Так сказал грозным голосом король гончару, смиренно стоявшему у трона. Тот упал королю в ноги и верноподданнически облобызал его сандалии. Затем выпрямился, разорвал на себе рубаху в знак великой горести и сквозь слезы заговорил:
— О, государь, пусть будут мне свидетелями боги, мои ничтожные глаза никогда не видели и не увидят столь красивое и могучее животное, как слон вашего величества! Но скажите, сын солнца, как мне не плакать, как моему сердцу не стонать от скорби, как моим глазам не лить слезы, когда я вижу его кожу! Ведь кожа вашего божественного слона по цвету ничем не отличается от той, которой покрыта презренная мышь! — И гончар опять безутешно зарыдал. — А ведь стоит только вашему величеству пожелать, и ваш слон станет белее снега на Гималаях!..
— Как это сделать? — воскликнул король. — Говори быстрее, о несчастный, ибо мы горим нетерпением узнать, как может наш слон стать белее снега на Гималаях!
Глаза у гончара заблестели, как у лисицы. Он приблизился к трону и прошептал на ухо королю:
— Ваше величество, напротив моей мастерской живет ловкий человек. Он славится своим искусством стирки. Только прикажите, и через три дня кожа вашего слона станет белее молока и снега на вершинах Гималаев!..
Король не блистал особым умом и поверил хитрецу. Он тут же приказал доставить во дворец соседа гончара. И когда тот, весь дрожа, приблизился к трону, король объявил так торжественно, как может объявить только король:
— Нам угодно, чтобы ты изменил цвет кожи нашего прославленного слона. Она должна стать белее молока, белее снега на Гималаях! Если ты этого не сделаешь за три дня — на четвертый день наш королевский палач отрубит твою бестолковую голову!

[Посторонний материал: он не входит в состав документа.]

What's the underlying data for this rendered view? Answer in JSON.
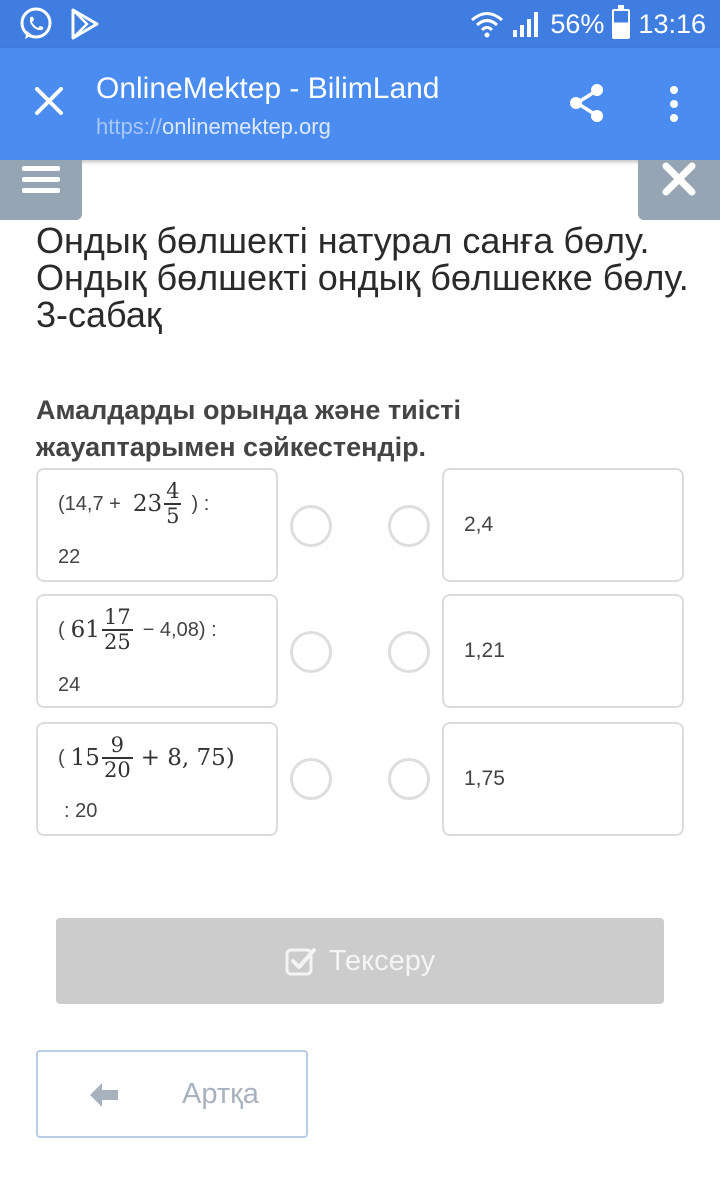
{
  "status_bar": {
    "battery": "56%",
    "time": "13:16"
  },
  "app_bar": {
    "title": "OnlineMektep - BilimLand",
    "url_protocol": "https://",
    "url_domain": "onlinemektep.org"
  },
  "lesson": {
    "title": "Ондық бөлшекті натурал санға бөлу. Ондық бөлшекті ондық бөлшекке бөлу. 3-сабақ",
    "instruction": "Амалдарды орында және тиісті жауаптарымен сәйкестендір."
  },
  "questions": [
    {
      "open": "(14,7 +",
      "whole": "23",
      "num": "4",
      "den": "5",
      "close": ") :",
      "divisor": "22"
    },
    {
      "open": "(",
      "whole": "61",
      "num": "17",
      "den": "25",
      "close": "− 4,08) :",
      "divisor": "24"
    },
    {
      "open": "(",
      "whole": "15",
      "num": "9",
      "den": "20",
      "close": "+ 8, 75)",
      "divisor": ": 20"
    }
  ],
  "answers": [
    "2,4",
    "1,21",
    "1,75"
  ],
  "buttons": {
    "check": "Тексеру",
    "back": "Артқа"
  },
  "colors": {
    "status_bar": "#3f7ee0",
    "app_bar": "#4a8cf0",
    "page_button": "#95a5b3",
    "check_button": "#cccccc"
  },
  "icons": {
    "status_left": [
      "whatsapp-icon",
      "play-store-icon"
    ],
    "status_right": [
      "wifi-icon",
      "signal-icon",
      "battery-icon"
    ],
    "app_bar": [
      "close-icon",
      "share-icon",
      "more-vert-icon"
    ],
    "page": [
      "menu-icon",
      "close-icon",
      "checkbox-icon",
      "arrow-left-icon"
    ]
  }
}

Догадливый парень сразу смекнул, кому он обязан королевским вниманием и милостью. Он улыбнулся про себя и спокойно ответил:
— Государь, как известно, чтобы белье стало белым, его нужно кипятить в мыльной воде. Твой слон станет таким, каким его желает видеть ваше величество, если его прокипятить в мыле. Но для этого мне нужен горшок, в котором бы поместился слон! А такой горшок может смастерить только один человек во всем мире — гончар, мастерская которого находится напротив моего дома!
Побежали царские слуги, привели гончара во дворец. Во второй раз он предстал перед королем.